Separate, drug mitigation should be considered, in which there is a critical increase in the number of intravascular pressure and the acute course of arterial hypertension. In this situation, preferences should be given to drugs with pronounced antihypertensive effect, because with an extended exchange rate of a hypertension crisis, the danger of death is rapidly increasing. With the patient's signs of a complicated hypertension crisis, the parenteral path of medication administration with a hypotensive effect is more desirable. Most groups of hypotensive funds are manufactured in parelarial forms. As a rule, a hypotensive effect does not occur no later than 5 minutes after the drug application.

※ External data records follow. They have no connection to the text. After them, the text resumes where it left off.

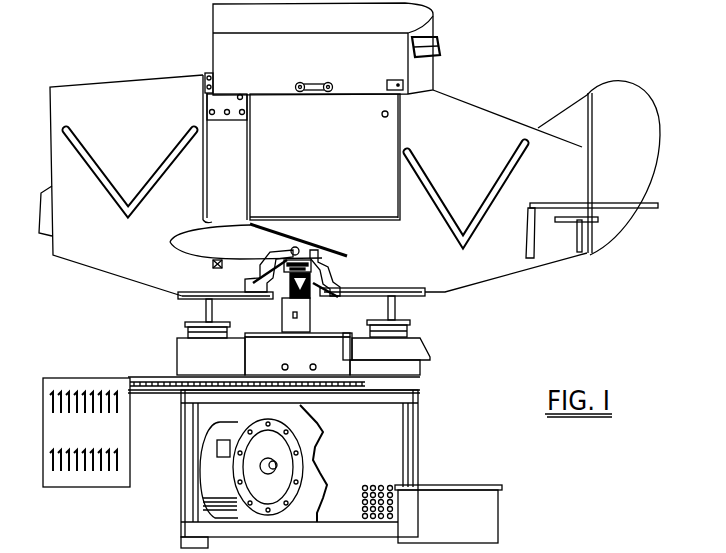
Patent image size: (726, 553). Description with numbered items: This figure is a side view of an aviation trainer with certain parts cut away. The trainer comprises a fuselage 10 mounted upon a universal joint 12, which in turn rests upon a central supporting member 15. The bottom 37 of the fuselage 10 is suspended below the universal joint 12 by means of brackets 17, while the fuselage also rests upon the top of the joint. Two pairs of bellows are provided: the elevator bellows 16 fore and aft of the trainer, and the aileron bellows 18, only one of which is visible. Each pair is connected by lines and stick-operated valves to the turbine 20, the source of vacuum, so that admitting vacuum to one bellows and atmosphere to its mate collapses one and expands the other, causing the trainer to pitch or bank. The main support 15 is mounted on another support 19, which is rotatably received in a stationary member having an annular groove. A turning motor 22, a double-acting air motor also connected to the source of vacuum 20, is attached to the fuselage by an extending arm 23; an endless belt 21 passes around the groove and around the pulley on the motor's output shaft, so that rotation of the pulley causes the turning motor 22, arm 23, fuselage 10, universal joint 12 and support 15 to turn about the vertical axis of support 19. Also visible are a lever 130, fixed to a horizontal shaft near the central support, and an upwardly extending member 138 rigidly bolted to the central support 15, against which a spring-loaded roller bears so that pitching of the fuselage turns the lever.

The fuselage 10 is at (473, 112).
The universal joint 12 is at (290, 256).
The central supporting member 15 is at (267, 281).
The elevator bellows 16 is at (185, 330).
The brackets 17 is at (272, 271).
The aileron bellows 18 is at (292, 331).
The support 19 is at (283, 311).
The turbine 20 is at (207, 477).
The endless belt 21 is at (165, 388).
The turning motor 22 is at (82, 383).
The extending arm 23 is at (145, 377).
The bottom of the trainer fuselage 37 is at (360, 297).
The lever 130 is at (315, 288).
The upwardly extending member 138 is at (295, 276).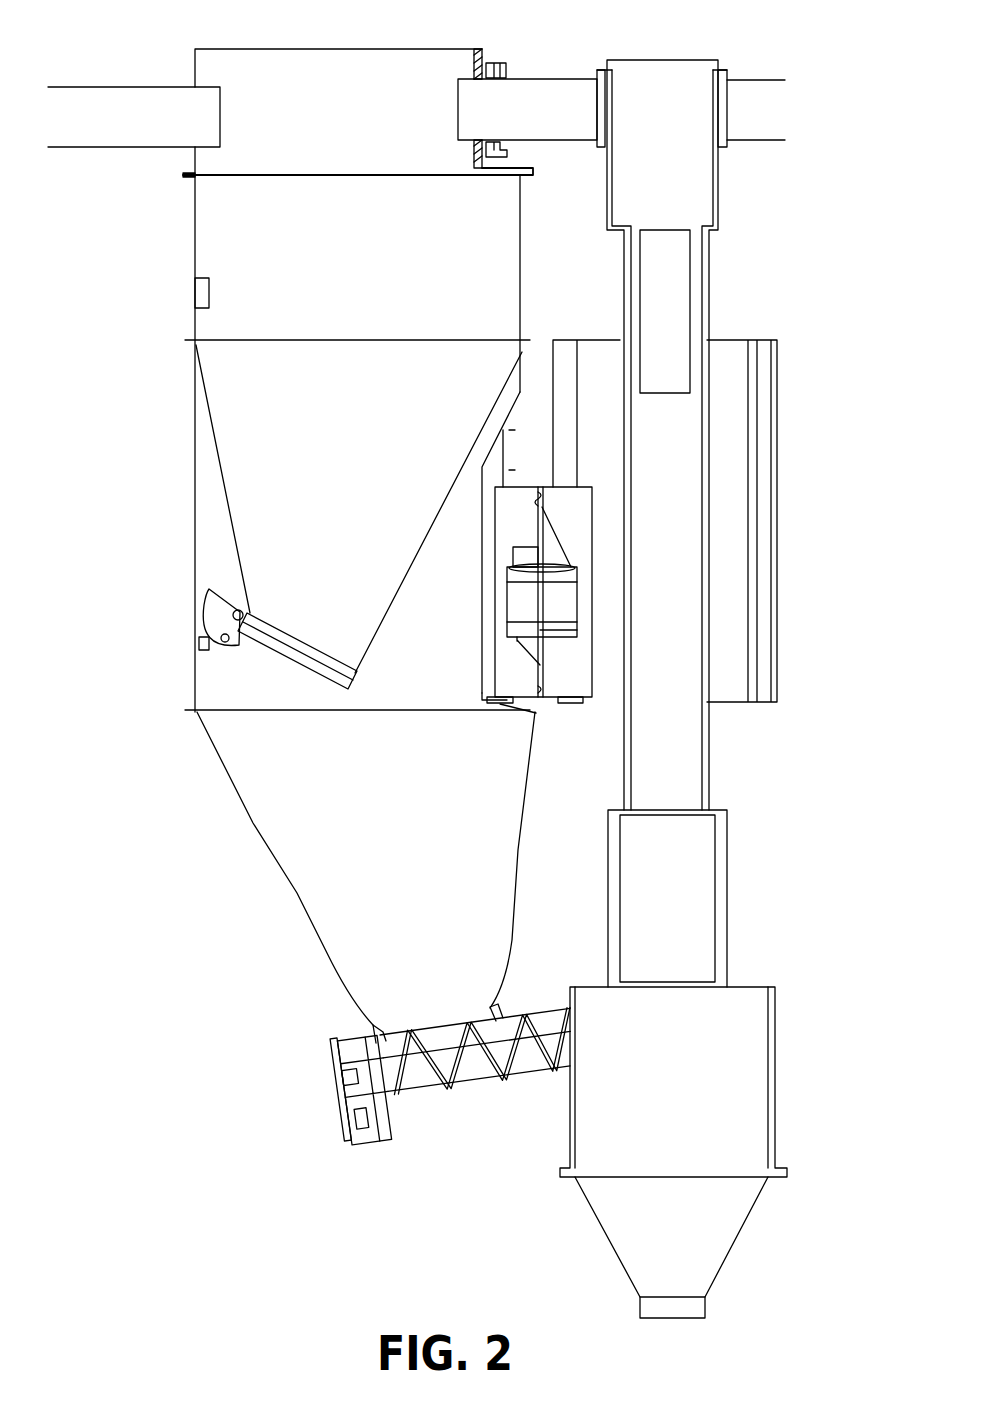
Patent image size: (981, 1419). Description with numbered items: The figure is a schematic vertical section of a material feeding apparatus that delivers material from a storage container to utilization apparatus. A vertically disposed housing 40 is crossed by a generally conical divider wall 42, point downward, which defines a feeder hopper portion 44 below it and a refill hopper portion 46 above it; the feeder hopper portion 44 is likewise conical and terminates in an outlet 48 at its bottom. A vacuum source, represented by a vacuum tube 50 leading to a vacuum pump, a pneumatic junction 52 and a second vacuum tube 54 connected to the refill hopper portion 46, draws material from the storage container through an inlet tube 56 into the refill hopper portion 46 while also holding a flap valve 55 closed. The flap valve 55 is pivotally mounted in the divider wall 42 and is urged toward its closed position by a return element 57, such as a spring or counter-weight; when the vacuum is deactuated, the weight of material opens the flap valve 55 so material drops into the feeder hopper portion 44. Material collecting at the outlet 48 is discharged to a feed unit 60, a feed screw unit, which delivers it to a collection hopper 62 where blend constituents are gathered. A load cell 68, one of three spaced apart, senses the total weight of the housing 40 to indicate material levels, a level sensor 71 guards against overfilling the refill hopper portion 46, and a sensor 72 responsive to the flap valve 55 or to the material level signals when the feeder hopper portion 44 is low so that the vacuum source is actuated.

In the event of an uncomplicated hypertensive crisis, there is no need to use parentary forms of antihypertensive drugs, because there is no critical increase in blood pressure in this pathological condition. The oral intake of antihypertensive agents in adequate dosing allows you to reduce the pressure within a few hours and maintain targeted numbers in the future. Of course, there are currently many methods of stopping drugs hypertension, however, exclusion of complications, the planned antihypertesionezional therapy scheme should be applied regularly.
In the case of arterial hypertence in the patient secondary in nature and develops as a result of kidney stenosis, the basic method of treatment is the operational correction of stenosis and revascularization by angioplasty. Operational manuals for renoviscular arterial hypertension (detention bypass, endartectomy) are used only for existing contraindications for the use of transcuminal angioplasty. If the patient has signs of aggressive flow of arterial hypertension due to severe unilateral nephrosclerosis, the only treatment is nephrectomy.
With the endocrine of the secondary arterial hypertension, the combination of surgical treatment (radical experimentation of the tumor substrate) is used in a daily dose of 200 mg with primary aldosteronism, pcentolamine in a dose of 25 hours with theocromocite).
Prevention of arterial hypertension
Compliance with preventive measures, whose action is on the prevention of an increase in intravascular blood pressure, as well as a reduction in the risk of arterial hypertension, not only patients who can occur to the signs of increased pressure.
A scientifically proven fact is a direct connection of dependence on increasing blood pressure in the severity of the human body, and thus, the normalization of the weight of the person suffering from arterial hypertension is a major priority preventive event. In addition, compliance with the rules for correcting food behavior helps prevent the progress of atherosclerotic vascular lesions, which is one of the main causes of arterial hypertension.
Recent pharmacology studies have proven beneficial effects of omega-3-3-halhine fatty acids, which can be considered an efficient method for preventing arterial hypertension. Given these conclusions, you should use olive oil in sufficient quantities a day and a sharp border limit of animal fat.
Of course, if you want to get rid of arterial hypertension manifestation, you should leave bad habits in the form of smoking and drinking alcohol, because nicotine and alcohol particles can increase intravascular blood pressure even in microdes.
People who have already noticed the episodes of arterial hypertension as secondary preventive measures, to maintain a special diary that reflect the efficiency of drug therapy, and if new clinical manifestations are deterioration without delaying a doctor attending attending attendance.
Arterial hypertension - which doctor will help? In the presence or suspicious development of arterial hypertension you should immediately seek advice on such doctors as a cardiologist, endocrinologist and nephrologist.